At St. Maria Goretti High School, a Catholic school in Hagerstown, administrators held a lottery to choose one student from each grade to attend the event with the school's principal, campus minister Barbara Miller said. In addition, the school was provided a ticket for its student representative on the Archdiocesan Youth Advisory Council, and at least four other Goretti students have said they are going with their parishes, Miller said.

"I think it'll be an experience they remember the rest of their lives," Miller said. "How many times in your life do you have a chance to see the pope, even at a distance like that?"

The Rev. Doug Kenney, pastor at St. Ann, said he remembers serving as an assistant coordinator for the Papal Mass when Pope John Paul II came to Baltimore in 1995.

"I just remember the enthusiasm of the whole stadium, just preparing and waiting," Kenney said. Everyone was in their seats two or three hours before the service began, he said.

This year, he said he plans to stay home and watch the event on television to give others an opportunity to experience the excitement.

Kenney said he expects Pope Benedict XVI will have a different way of presenting himself and interacting with audiences than his predecessor.

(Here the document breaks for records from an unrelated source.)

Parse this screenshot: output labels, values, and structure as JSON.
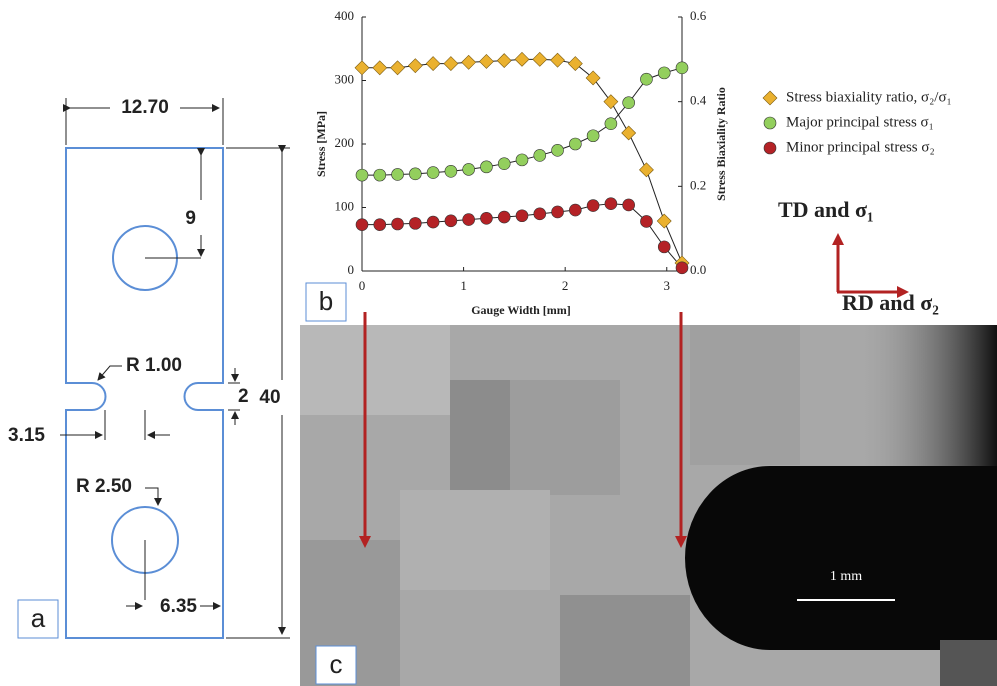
{
  "chart_data": {
    "type": "line",
    "x": [
      0,
      0.175,
      0.35,
      0.525,
      0.7,
      0.875,
      1.05,
      1.225,
      1.4,
      1.575,
      1.75,
      1.925,
      2.1,
      2.275,
      2.45,
      2.625,
      2.8,
      2.975,
      3.15
    ],
    "x_label": "Gauge Width [mm]",
    "y_label": "Stress [MPa]",
    "y2_label": "Stress Biaxiality Ratio",
    "xlim": [
      0,
      3.15
    ],
    "xticks": [
      0,
      1,
      2,
      3
    ],
    "ylim": [
      0,
      400
    ],
    "yticks": [
      0,
      100,
      200,
      300,
      400
    ],
    "y2lim": [
      0,
      0.6
    ],
    "y2ticks": [
      {
        "value": 0,
        "label": "0.0"
      },
      0.2,
      0.4,
      0.6
    ],
    "series": [
      {
        "name": "Stress biaxiality ratio, σ₂/σ₁",
        "color": "#eab12f",
        "marker": "diamond",
        "axis": "y2",
        "values": [
          0.48,
          0.48,
          0.48,
          0.485,
          0.49,
          0.49,
          0.493,
          0.495,
          0.497,
          0.5,
          0.5,
          0.498,
          0.49,
          0.456,
          0.4,
          0.326,
          0.239,
          0.118,
          0.019
        ]
      },
      {
        "name": "Major principal stress σ₁",
        "color": "#93cf5d",
        "marker": "circle",
        "values": [
          151,
          151,
          152,
          153,
          155,
          157,
          160,
          164,
          169,
          175,
          182,
          190,
          200,
          213,
          232,
          265,
          302,
          312,
          320
        ]
      },
      {
        "name": "Minor principal stress σ₂",
        "color": "#b42226",
        "marker": "circle",
        "values": [
          73,
          73,
          74,
          75,
          77,
          79,
          81,
          83,
          85,
          87,
          90,
          93,
          96,
          103,
          106,
          104,
          78,
          38,
          5
        ]
      }
    ]
  },
  "panel_labels": [
    "a",
    "b",
    "c"
  ],
  "drawing": {
    "dimensions": [
      "12.70",
      "9",
      "R 1.00",
      "2",
      "40",
      "3.15",
      "R 2.50",
      "6.35"
    ]
  },
  "directions": [
    "TD and σ₁",
    "RD and σ₂"
  ],
  "scale_bar": "1 mm"
}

Benedict is known as more of a scholar and an educator, he said.

"He's not quite as charismatic as John Paul II, and that's OK," Kenney said. "Not all popes are the same."

Few people are likely to get to meet Benedict personally, Kenney said.

"I don't think you're going to see him walking along and shaking a whole bunch of hands," he said. "Not that he doesn't want to do those things. He knows what his boundaries are at 81."

However, one Hagerstown resident has a better chance at a personal meeting than others. St. Maria Goretti Principal Chris Siedor was one of only about 1,000 people invited to attend a reception for the pope at the White House today, Pope Benedict's 81st birthday.

Security is so tight that Siedor had to undergo a complete background check and pick up his ticket in person with a photo ID, he said.

Siedor doesn't know if he will have an opportunity to speak to the pope, but if he does, he already has an idea of what to say.

"I'm going to walk up and say, 'Your Holiness, I just want to say, happy 60th birthday,'" Siedor said. "I hope that will give him a smile."